Dinamica analoga, ma ancor più accentuata, ha interessato l'altro bond emesso da MSC Crociere e quotato a Zurigo. Si tratta del MscCrus 17-23, che ammonta complessivamente a 335 milioni di franchi, è stato emesso il 12 luglio 2017 e va in scadenza il 12 luglio 2023. Anche in questo caso, il suo valore sul mercato è rimasto supra ai 100 punti fino al 21 febbraio, quando ha iniziato a scendere sempre più vorticosamente, vino a raggiungere i 30 punti attuali.

Al momento, comunque, è molto probabile che non siano, o quantomeno non siano solo, i mercati finanziari la prima preoccupazione dei grandi gruppi crocieristici internazionali: la sospensione delle attività annunciata da tutte le principali compagnie del avrà costi enormi.

Secondo quanto spiega a Ship2Shore un esperto del settore, al momento tutte le navi sono infatti ferme, ma comunque pronte a ripartire entro un mese, nella speranza che la situazione possa risollevarsi rapidamente. Questo significa che a bordo ci sono gli equipaggi, i generatori sono in moto, le cambuse vengono rifornite: tutti costi a cui aggiungere le spese portuali, le spese di ufficio, di amministrazione e finanza delle compagnie. Il tutto a fronte di ricavi azzerati in questo momento.

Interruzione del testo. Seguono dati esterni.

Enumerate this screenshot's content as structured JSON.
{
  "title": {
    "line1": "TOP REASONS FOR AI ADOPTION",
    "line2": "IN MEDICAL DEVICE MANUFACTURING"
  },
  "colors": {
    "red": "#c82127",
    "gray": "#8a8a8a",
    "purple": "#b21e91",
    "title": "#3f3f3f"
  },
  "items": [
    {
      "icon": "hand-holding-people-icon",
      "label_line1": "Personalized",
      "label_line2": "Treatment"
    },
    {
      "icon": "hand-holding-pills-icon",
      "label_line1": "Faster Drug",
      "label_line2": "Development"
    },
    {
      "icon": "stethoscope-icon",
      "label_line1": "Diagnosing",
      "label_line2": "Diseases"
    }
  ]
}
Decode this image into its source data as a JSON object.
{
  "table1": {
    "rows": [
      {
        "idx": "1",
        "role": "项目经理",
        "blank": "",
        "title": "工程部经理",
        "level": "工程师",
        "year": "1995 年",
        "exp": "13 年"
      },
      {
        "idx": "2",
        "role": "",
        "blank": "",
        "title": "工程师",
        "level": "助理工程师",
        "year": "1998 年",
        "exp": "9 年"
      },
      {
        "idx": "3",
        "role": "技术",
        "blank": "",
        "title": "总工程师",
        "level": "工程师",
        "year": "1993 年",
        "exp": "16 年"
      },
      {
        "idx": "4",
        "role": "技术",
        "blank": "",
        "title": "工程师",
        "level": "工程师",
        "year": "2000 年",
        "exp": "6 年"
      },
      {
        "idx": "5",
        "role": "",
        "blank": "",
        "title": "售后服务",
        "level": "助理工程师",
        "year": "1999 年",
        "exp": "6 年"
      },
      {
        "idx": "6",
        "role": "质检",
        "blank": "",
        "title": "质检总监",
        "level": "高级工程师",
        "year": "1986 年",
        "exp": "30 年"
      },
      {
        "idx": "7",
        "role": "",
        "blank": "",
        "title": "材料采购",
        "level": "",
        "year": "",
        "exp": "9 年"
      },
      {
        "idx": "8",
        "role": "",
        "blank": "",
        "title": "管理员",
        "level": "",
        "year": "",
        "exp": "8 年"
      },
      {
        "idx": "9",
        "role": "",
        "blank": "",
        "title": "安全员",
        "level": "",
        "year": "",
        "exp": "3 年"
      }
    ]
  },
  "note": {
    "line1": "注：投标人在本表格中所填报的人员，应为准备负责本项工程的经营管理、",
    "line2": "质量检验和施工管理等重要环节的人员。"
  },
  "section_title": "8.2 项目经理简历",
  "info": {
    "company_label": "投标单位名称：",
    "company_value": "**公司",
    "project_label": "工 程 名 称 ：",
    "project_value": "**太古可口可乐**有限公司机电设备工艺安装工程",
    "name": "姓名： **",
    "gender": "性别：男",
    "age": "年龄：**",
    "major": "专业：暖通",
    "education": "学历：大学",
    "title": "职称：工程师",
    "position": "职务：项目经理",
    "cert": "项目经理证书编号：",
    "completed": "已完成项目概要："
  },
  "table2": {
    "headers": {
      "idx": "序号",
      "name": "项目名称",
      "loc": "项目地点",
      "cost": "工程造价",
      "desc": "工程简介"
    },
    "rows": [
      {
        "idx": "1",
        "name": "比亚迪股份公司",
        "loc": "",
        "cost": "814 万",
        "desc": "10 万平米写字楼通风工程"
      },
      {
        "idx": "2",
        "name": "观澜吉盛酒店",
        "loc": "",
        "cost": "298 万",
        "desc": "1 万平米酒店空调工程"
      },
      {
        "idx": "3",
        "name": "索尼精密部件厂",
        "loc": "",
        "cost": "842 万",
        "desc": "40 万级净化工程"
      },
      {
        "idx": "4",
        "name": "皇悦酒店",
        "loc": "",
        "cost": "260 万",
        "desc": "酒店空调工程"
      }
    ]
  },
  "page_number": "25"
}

Stimare precisamente l'impatto economico di questa situazione è molto difficile, perché a seconda della dimensione delle navi i costi cambiano, ma è evidente che il contraccolpo sarà enorme: è verosimile ipotizzare che nessuna compagnia possa resistere in questo stato di cose per più di 6-9 mesi, senza un sostegno esterno. Altrettanto plausibile è che tutte le principali società del settore si siano già mosse per chiedere ai propri finanziatori moratorie, dilazioni delle scadenze ed eventuali ristrutturazioni del debito.